Sovrano su tutto e su tutti è comunque il tempo: “E’ attraverso il tempo che l’individuo si interroga sulla natura e sulla specificità del proprio destino e delle proprie responsabilità” e ancora: “Ogni possibile futuro sarà il risultato del lavoro di noi esseri umani… siamo noi che dobbiamo essere creatori del futuro”[3].
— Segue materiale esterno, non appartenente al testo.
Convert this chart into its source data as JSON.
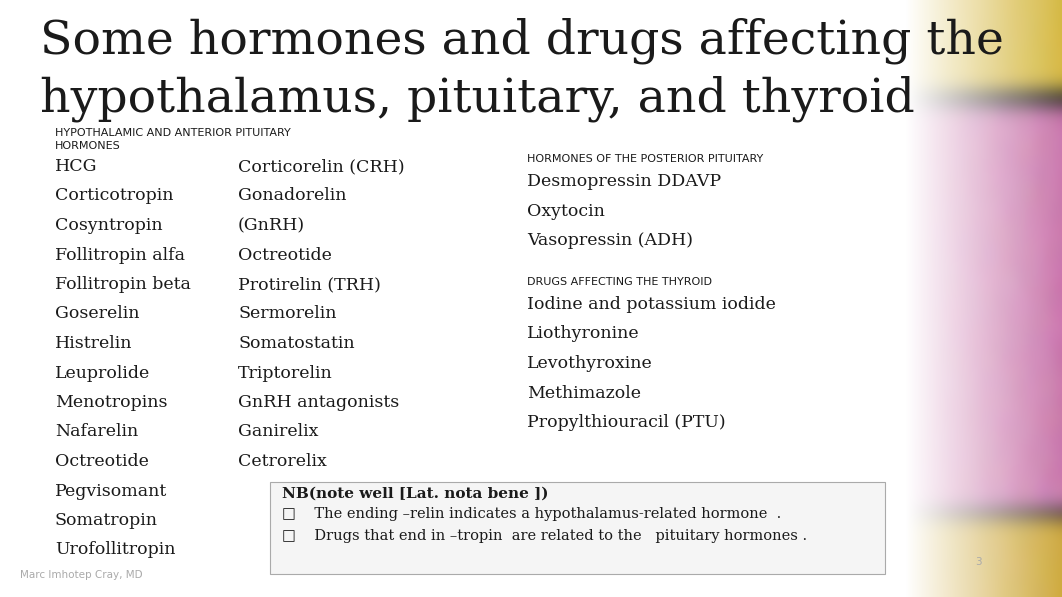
{
  "title_line1": "Some hormones and drugs affecting the",
  "title_line2": "hypothalamus, pituitary, and thyroid",
  "title_fontsize": 34,
  "title_color": "#1a1a1a",
  "bg_color": "#ffffff",
  "section1_header_line1": "HYPOTHALAMIC AND ANTERIOR PITUITARY",
  "section1_header_line2": "HORMONES",
  "section1_col1": [
    "HCG",
    "Corticotropin",
    "Cosyntropin",
    "Follitropin alfa",
    "Follitropin beta",
    "Goserelin",
    "Histrelin",
    "Leuprolide",
    "Menotropins",
    "Nafarelin",
    "Octreotide",
    "Pegvisomant",
    "Somatropin",
    "Urofollitropin"
  ],
  "section1_col2_lines": [
    [
      "Corticorelin (CRH)",
      0
    ],
    [
      "Gonadorelin",
      1
    ],
    [
      "(GnRH)",
      2
    ],
    [
      "Octreotide",
      3
    ],
    [
      "Protirelin (TRH)",
      4
    ],
    [
      "Sermorelin",
      5
    ],
    [
      "Somatostatin",
      6
    ],
    [
      "Triptorelin",
      7
    ],
    [
      "GnRH antagonists",
      8
    ],
    [
      "Ganirelix",
      9
    ],
    [
      "Cetrorelix",
      10
    ]
  ],
  "section2_header": "HORMONES OF THE POSTERIOR PITUITARY",
  "section2_items": [
    "Desmopressin DDAVP",
    "Oxytocin",
    "Vasopressin (ADH)"
  ],
  "section3_header": "DRUGS AFFECTING THE THYROID",
  "section3_items": [
    "Iodine and potassium iodide",
    "Liothyronine",
    "Levothyroxine",
    "Methimazole",
    "Propylthiouracil (PTU)"
  ],
  "nb_title": "NB(note well [Lat. nota bene ])",
  "nb_bullets": [
    "The ending –relin indicates a hypothalamus-related hormone  .",
    "Drugs that end in –tropin  are related to the   pituitary hormones ."
  ],
  "footer": "Marc Imhotep Cray, MD",
  "page_num": "3",
  "header_fontsize": 8.0,
  "body_fontsize": 12.5,
  "nb_title_fontsize": 11.0,
  "nb_body_fontsize": 10.5,
  "small_fontsize": 7.5
}
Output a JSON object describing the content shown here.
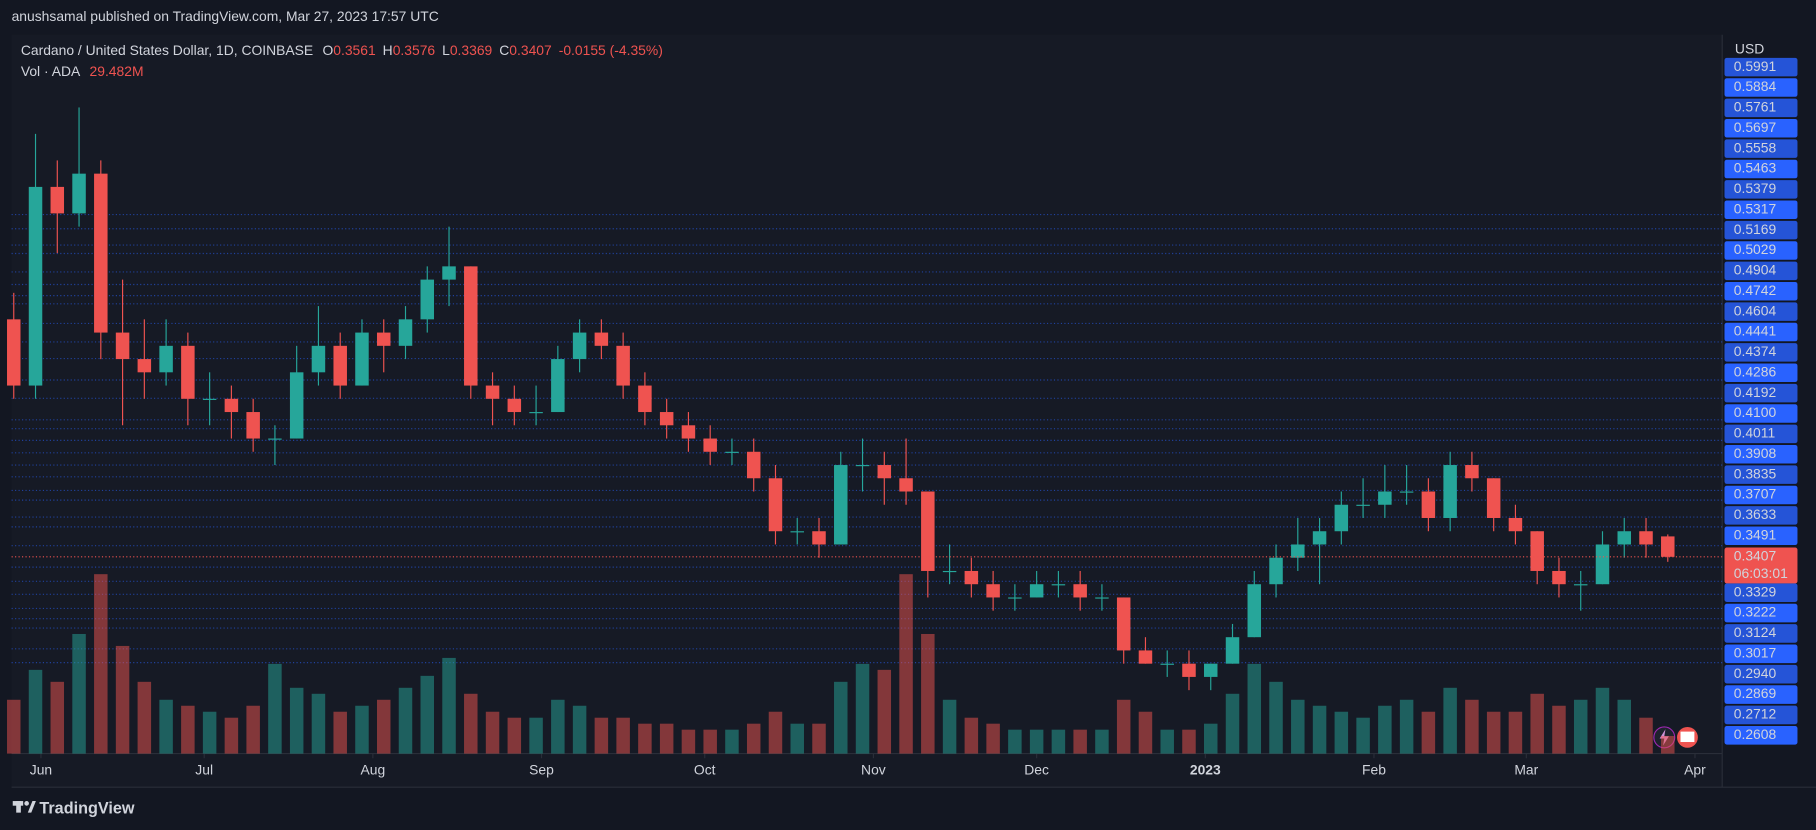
{
  "header": "anushsamal published on TradingView.com, Mar 27, 2023 17:57 UTC",
  "footer": "TradingView",
  "chart_data": {
    "type": "candlestick",
    "title": "Cardano / United States Dollar, 1D, COINBASE",
    "legend_labels": [
      "O",
      "H",
      "L",
      "C"
    ],
    "change_label": "-0.0155 (-4.35%)",
    "volume_title": "Vol · ADA",
    "volume_label": "29.482M",
    "y_axis_label": "USD",
    "countdown": "06:03:01",
    "up_color": "#26a69a",
    "down_color": "#ef5350",
    "price_line_color": "#2962ff",
    "open": [
      0.52,
      0.47,
      0.62,
      0.6,
      0.63,
      0.51,
      0.49,
      0.48,
      0.5,
      0.46,
      0.46,
      0.45,
      0.43,
      0.43,
      0.48,
      0.5,
      0.47,
      0.51,
      0.5,
      0.52,
      0.55,
      0.56,
      0.47,
      0.46,
      0.45,
      0.45,
      0.49,
      0.51,
      0.5,
      0.47,
      0.45,
      0.44,
      0.43,
      0.42,
      0.42,
      0.4,
      0.36,
      0.36,
      0.35,
      0.41,
      0.41,
      0.4,
      0.39,
      0.33,
      0.33,
      0.32,
      0.31,
      0.31,
      0.32,
      0.32,
      0.31,
      0.31,
      0.27,
      0.26,
      0.26,
      0.25,
      0.26,
      0.28,
      0.32,
      0.34,
      0.35,
      0.36,
      0.38,
      0.38,
      0.39,
      0.39,
      0.37,
      0.41,
      0.4,
      0.37,
      0.36,
      0.33,
      0.32,
      0.32,
      0.35,
      0.36,
      0.3561
    ],
    "high": [
      0.54,
      0.66,
      0.64,
      0.68,
      0.64,
      0.55,
      0.52,
      0.52,
      0.51,
      0.48,
      0.47,
      0.46,
      0.44,
      0.5,
      0.53,
      0.51,
      0.52,
      0.52,
      0.53,
      0.56,
      0.59,
      0.56,
      0.48,
      0.47,
      0.47,
      0.5,
      0.52,
      0.52,
      0.51,
      0.48,
      0.46,
      0.45,
      0.44,
      0.43,
      0.43,
      0.41,
      0.37,
      0.37,
      0.42,
      0.43,
      0.42,
      0.43,
      0.39,
      0.35,
      0.34,
      0.33,
      0.32,
      0.33,
      0.33,
      0.33,
      0.32,
      0.31,
      0.28,
      0.27,
      0.27,
      0.26,
      0.29,
      0.33,
      0.35,
      0.37,
      0.37,
      0.39,
      0.4,
      0.41,
      0.41,
      0.4,
      0.42,
      0.42,
      0.4,
      0.38,
      0.36,
      0.34,
      0.33,
      0.36,
      0.37,
      0.37,
      0.3576
    ],
    "low": [
      0.46,
      0.46,
      0.57,
      0.59,
      0.49,
      0.44,
      0.46,
      0.47,
      0.44,
      0.44,
      0.43,
      0.42,
      0.41,
      0.43,
      0.47,
      0.46,
      0.47,
      0.48,
      0.49,
      0.51,
      0.53,
      0.46,
      0.44,
      0.44,
      0.44,
      0.45,
      0.48,
      0.49,
      0.46,
      0.44,
      0.43,
      0.42,
      0.41,
      0.41,
      0.39,
      0.35,
      0.35,
      0.34,
      0.35,
      0.39,
      0.38,
      0.38,
      0.31,
      0.32,
      0.31,
      0.3,
      0.3,
      0.31,
      0.31,
      0.3,
      0.3,
      0.26,
      0.26,
      0.25,
      0.24,
      0.24,
      0.26,
      0.28,
      0.31,
      0.33,
      0.32,
      0.35,
      0.37,
      0.37,
      0.38,
      0.36,
      0.36,
      0.39,
      0.36,
      0.35,
      0.32,
      0.31,
      0.3,
      0.32,
      0.34,
      0.34,
      0.3369
    ],
    "close": [
      0.47,
      0.62,
      0.6,
      0.63,
      0.51,
      0.49,
      0.48,
      0.5,
      0.46,
      0.46,
      0.45,
      0.43,
      0.43,
      0.48,
      0.5,
      0.47,
      0.51,
      0.5,
      0.52,
      0.55,
      0.56,
      0.47,
      0.46,
      0.45,
      0.45,
      0.49,
      0.51,
      0.5,
      0.47,
      0.45,
      0.44,
      0.43,
      0.42,
      0.42,
      0.4,
      0.36,
      0.36,
      0.35,
      0.41,
      0.41,
      0.4,
      0.39,
      0.33,
      0.33,
      0.32,
      0.31,
      0.31,
      0.32,
      0.32,
      0.31,
      0.31,
      0.27,
      0.26,
      0.26,
      0.25,
      0.26,
      0.28,
      0.32,
      0.34,
      0.35,
      0.36,
      0.38,
      0.38,
      0.39,
      0.39,
      0.37,
      0.41,
      0.4,
      0.37,
      0.36,
      0.33,
      0.32,
      0.32,
      0.35,
      0.36,
      0.35,
      0.3407
    ],
    "volume": [
      90,
      140,
      120,
      200,
      300,
      180,
      120,
      90,
      80,
      70,
      60,
      80,
      150,
      110,
      100,
      70,
      80,
      90,
      110,
      130,
      160,
      100,
      70,
      60,
      60,
      90,
      80,
      60,
      60,
      50,
      50,
      40,
      40,
      40,
      50,
      70,
      50,
      50,
      120,
      150,
      140,
      300,
      200,
      90,
      60,
      50,
      40,
      40,
      40,
      40,
      40,
      90,
      70,
      40,
      40,
      50,
      100,
      150,
      120,
      90,
      80,
      70,
      60,
      80,
      90,
      70,
      110,
      90,
      70,
      70,
      100,
      80,
      90,
      110,
      90,
      60,
      29.482
    ],
    "xlim": [
      -0.1,
      78.5
    ],
    "xticks": [
      {
        "value": 1.25,
        "label": "Jun"
      },
      {
        "value": 8.75,
        "label": "Jul"
      },
      {
        "value": 16.5,
        "label": "Aug"
      },
      {
        "value": 24.25,
        "label": "Sep"
      },
      {
        "value": 31.75,
        "label": "Oct"
      },
      {
        "value": 39.5,
        "label": "Nov"
      },
      {
        "value": 47,
        "label": "Dec"
      },
      {
        "value": 54.75,
        "label": "2023"
      },
      {
        "value": 62.5,
        "label": "Feb"
      },
      {
        "value": 69.5,
        "label": "Mar"
      },
      {
        "value": 77.25,
        "label": "Apr"
      }
    ],
    "ylim": [
      0.1921,
      0.7349
    ],
    "price_lines": [
      {
        "value": 0.5991,
        "label": "0.5991"
      },
      {
        "value": 0.5884,
        "label": "0.5884"
      },
      {
        "value": 0.5761,
        "label": "0.5761"
      },
      {
        "value": 0.5697,
        "label": "0.5697"
      },
      {
        "value": 0.5558,
        "label": "0.5558"
      },
      {
        "value": 0.5463,
        "label": "0.5463"
      },
      {
        "value": 0.5379,
        "label": "0.5379"
      },
      {
        "value": 0.5317,
        "label": "0.5317"
      },
      {
        "value": 0.5169,
        "label": "0.5169"
      },
      {
        "value": 0.5029,
        "label": "0.5029"
      },
      {
        "value": 0.4904,
        "label": "0.4904"
      },
      {
        "value": 0.4742,
        "label": "0.4742"
      },
      {
        "value": 0.4604,
        "label": "0.4604"
      },
      {
        "value": 0.4441,
        "label": "0.4441"
      },
      {
        "value": 0.4374,
        "label": "0.4374"
      },
      {
        "value": 0.4286,
        "label": "0.4286"
      },
      {
        "value": 0.4192,
        "label": "0.4192"
      },
      {
        "value": 0.41,
        "label": "0.4100"
      },
      {
        "value": 0.4011,
        "label": "0.4011"
      },
      {
        "value": 0.3908,
        "label": "0.3908"
      },
      {
        "value": 0.3835,
        "label": "0.3835"
      },
      {
        "value": 0.3707,
        "label": "0.3707"
      },
      {
        "value": 0.3633,
        "label": "0.3633"
      },
      {
        "value": 0.3491,
        "label": "0.3491"
      },
      {
        "value": 0.3329,
        "label": "0.3329"
      },
      {
        "value": 0.3222,
        "label": "0.3222"
      },
      {
        "value": 0.3124,
        "label": "0.3124"
      },
      {
        "value": 0.3017,
        "label": "0.3017"
      },
      {
        "value": 0.294,
        "label": "0.2940"
      },
      {
        "value": 0.2869,
        "label": "0.2869"
      },
      {
        "value": 0.2712,
        "label": "0.2712"
      },
      {
        "value": 0.2608,
        "label": "0.2608"
      }
    ]
  }
}
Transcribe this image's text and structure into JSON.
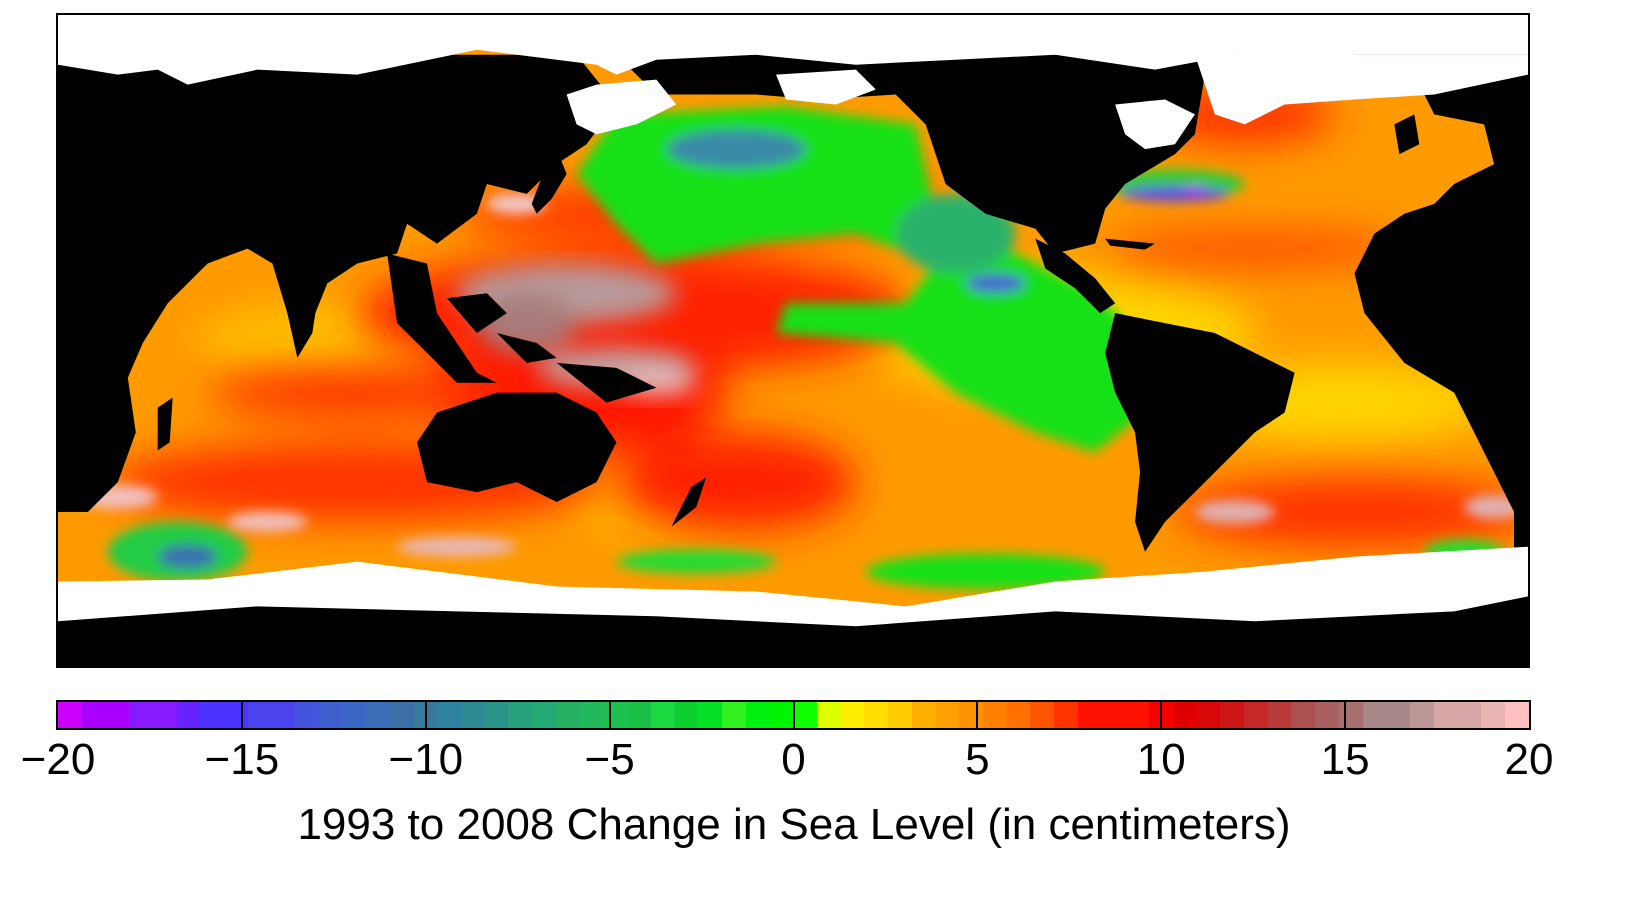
{
  "chart_data": {
    "type": "heatmap",
    "title": "",
    "colorbar_label": "1993 to 2008 Change in Sea Level (in centimeters)",
    "colorbar_range": [
      -20,
      20
    ],
    "colorbar_ticks": [
      -20,
      -15,
      -10,
      -5,
      0,
      5,
      10,
      15,
      20
    ],
    "colorbar_tick_labels": [
      "−20",
      "−15",
      "−10",
      "−5",
      "0",
      "5",
      "10",
      "15",
      "20"
    ],
    "colorbar_step_cm": 1,
    "colorbar_colors": [
      "#cc00ff",
      "#aa00ff",
      "#aa00ff",
      "#881aff",
      "#881aff",
      "#6622ff",
      "#4d33ff",
      "#4d33ff",
      "#4a44ee",
      "#4a44ee",
      "#4455dd",
      "#4060d0",
      "#3a68c4",
      "#3a6cb8",
      "#3e70a8",
      "#377a9e",
      "#2e84a0",
      "#2e8a94",
      "#2a9488",
      "#27a07c",
      "#24a874",
      "#26b064",
      "#22b85c",
      "#1ec050",
      "#18c046",
      "#1ad840",
      "#0cd030",
      "#04e024",
      "#30f020",
      "#00f010",
      "#00f400",
      "#10ff00",
      "#ddff00",
      "#ffee00",
      "#ffdd00",
      "#ffcc00",
      "#ffb000",
      "#ffa000",
      "#ff9000",
      "#ff8000",
      "#ff7000",
      "#ff5500",
      "#ff3300",
      "#ff1100",
      "#ff1100",
      "#ff1100",
      "#f80000",
      "#e00000",
      "#d80808",
      "#cc1515",
      "#c42828",
      "#b83a3a",
      "#ac5050",
      "#a86060",
      "#a87070",
      "#a88888",
      "#a88888",
      "#bb9898",
      "#d8a8a8",
      "#d8a8a8",
      "#e8b4b4",
      "#ffc0c0"
    ],
    "projection": "equirectangular, Pacific-centered (approx. 20°E to 20°E)",
    "legend": {
      "land": "black",
      "sea_ice_or_no_data": "white"
    },
    "regions_summary": [
      {
        "region": "Western tropical Pacific",
        "approx_change_cm": "15 to 20"
      },
      {
        "region": "Eastern North Pacific / off Americas",
        "approx_change_cm": "-5 to 0"
      },
      {
        "region": "North Atlantic Gulf Stream",
        "approx_change_cm": "-20 to -5 (mixed with +15)"
      },
      {
        "region": "Indian Ocean",
        "approx_change_cm": "5 to 10"
      },
      {
        "region": "South Atlantic",
        "approx_change_cm": "5 to 10"
      },
      {
        "region": "Southern Ocean",
        "approx_change_cm": "-10 to 20 (patchy)"
      },
      {
        "region": "Subpolar North Atlantic",
        "approx_change_cm": "10 to 15"
      }
    ]
  },
  "colorbar": {
    "ticks": [
      {
        "label": "−20",
        "pos": 0
      },
      {
        "label": "−15",
        "pos": 0.125
      },
      {
        "label": "−10",
        "pos": 0.25
      },
      {
        "label": "−5",
        "pos": 0.375
      },
      {
        "label": "0",
        "pos": 0.5
      },
      {
        "label": "5",
        "pos": 0.625
      },
      {
        "label": "10",
        "pos": 0.75
      },
      {
        "label": "15",
        "pos": 0.875
      },
      {
        "label": "20",
        "pos": 1.0
      }
    ]
  },
  "caption": "1993 to 2008 Change in Sea Level (in centimeters)",
  "colors": {
    "land": "#000000",
    "ice": "#ffffff",
    "frame": "#000000"
  }
}
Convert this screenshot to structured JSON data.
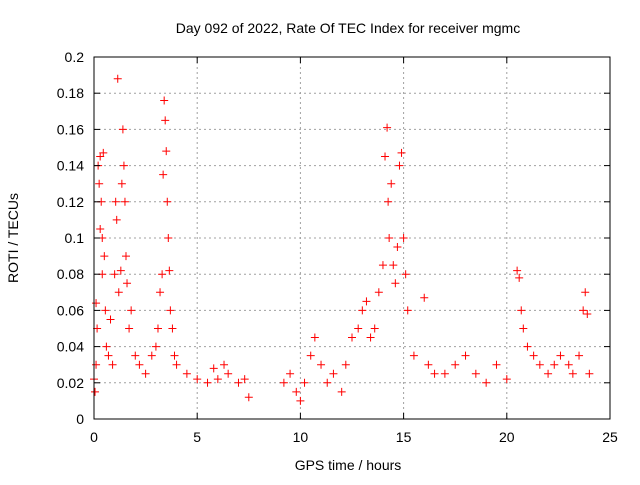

E’ il tempo che vedrà franare quelle vasche, che vedrà crescere gli arbusti della Piantagione Paradise (anche questa in terra d’Abruzzo) o i semi alle Seychelles (uno dei coco de mer che Beuys aveva piantato nel dicembre del 1980 è nato qualche giorno dopo la sua morte). E’ il tempo che insegna la saggezza e dà un senso alla vita. L’arte però li contiene tutti: “L’arte è il completamento della natura. L’arte è la natura complementare”[4].

Beuys ha amato l’Italia perché in Italia ha trovato il terreno fertile in cui mettere a dimora i semi di un progetto che non ha confini e che appartiene all’umanità. Ma basterà il tempo per capire se l’Italia saprà amare Beuys?

Per dovere di cronaca è giusto dire che ben cinque musei italiani hanno rifiutato questa mostra e la relativa donazione. Per fortuna l’arte di Beuys è un patrimonio che non ha bisogno di musei per continuare a vivere.

Lorella Giudici

D’ARS year 51/nr 206/summer 2011

[1] L. De Domizio Durini, Beuys Voice, Electa, Milano 2011, p. 250.

[2] J. Beuys, in Beuys voice, op cit, rispettivamente p. 37.

[3] J. Beuys, in Beuys voice, op cit, rispettivamente p. 958 e p. 461.

[4] J. Beuys, in Beuys voice, op cit, rispettivamente p. 483.